The first step in getting out of an abusive relationship is understanding your rights as a victim of domestic violence. According to the U.S. Department of Justice, victims have the right to:

  • Seek legal protection from abuse or threats of violence
  • Be free from harassment, including stalking and cyberstalking
  • Receive medical attention in a safe environment
  • Get help with housing if you are homeless or need temporary shelter
  • Have your name kept confidential

If you have been threatened with violence or harmed by your partner, it is important to document any incidents and contact the police if necessary. Knowing your rights can help you make informed decisions about acting against your abuser.

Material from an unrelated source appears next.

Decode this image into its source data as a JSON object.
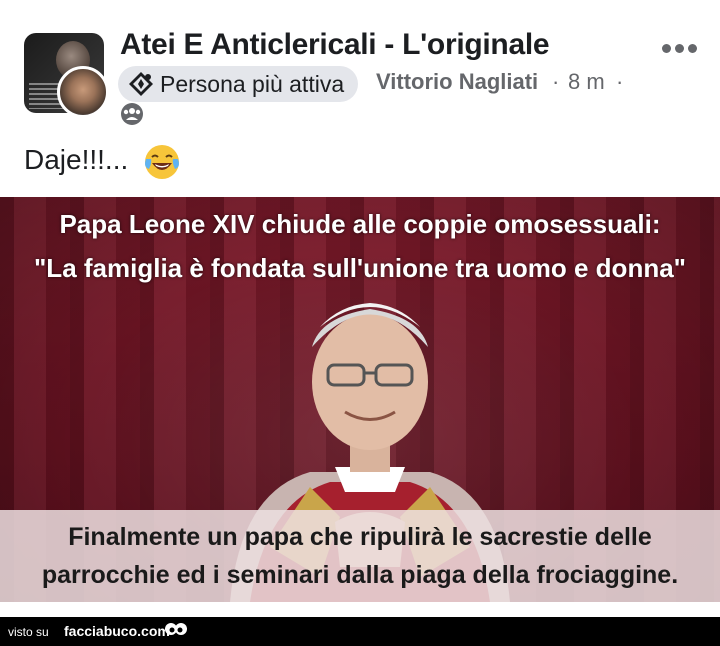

Seek Support from Family and Friends

Leaving an abusive relationship can be difficult. Although you have been abused for a long time, you may still find it hard to take that first step toward freedom due to fear, guilt, and other strong emotions. That’s why it’s important to have your family and friends’ support as you transition.

Reach out to trusted loved ones who can provide emotional and practical support during this challenging time. A strong network of family and friends can provide much-needed encouragement and assistance when deciding to leave your abuser.

Find Professional Help

Finding professional help when navigating the process of leaving an abusive marriage is also important. Seek out counseling services, specialized legal advice, or support groups that can provide guidance and resources for victims of domestic abuse. Here are ways they can help you:

  • Provide emotional support to help you cope with the trauma of leaving your abuser.
  • Help you create safety plans and offer practical advice on protecting yourself while transitioning out of the abusive relationship.
  • Connect you with housing and financial assistance programs that provide resources for abuse victims.
  • Help you understand your legal rights, including filing restraining orders and obtaining child custody.

Finding Legal Help

If you have been a victim of domestic abuse, it is important to seek legal help. If divorce is the only way out of an abusive marriage, an experienced divorce lawyer can provide legal guidance on navigating the process. They can also help protect your rights by ensuring you receive appropriate child support or spousal maintenance payments if necessary.

Your lawyer can also help you understand your legal rights and responsibilities, including filing restraining orders and protecting yourself from further violence. Additionally, they can advise on obtaining orders to protect your finances and property in case of a divorce.

A woman filing for a divorce in a lawyer's office

Keep Yourself Safe

Above all else, keeping yourself safe is important when getting out of an abusive marriage. It is not uncommon for abusers to become violent or attempt to manipulate or intimidate their victims during or after the separation. To ensure your safety, here are some tips to keep in mind:

  • Create a safety plan and stick to it.
  • Inform trusted family and friends of your situation and ask them for support.
  • Contact local domestic violence helplines or hotlines if needed.
  • Report any threats or violations of protective orders to the police.
  • Gather important documents such as bank statements, tax returns, and medical records in a safe place.

Remember, you are not alone, and there is help available. Abuse in any form is unacceptable, and it’s important to take action if you or someone you know is in an abusive marriage. With the right support, you can regain control of your life and move forward safely and confidently.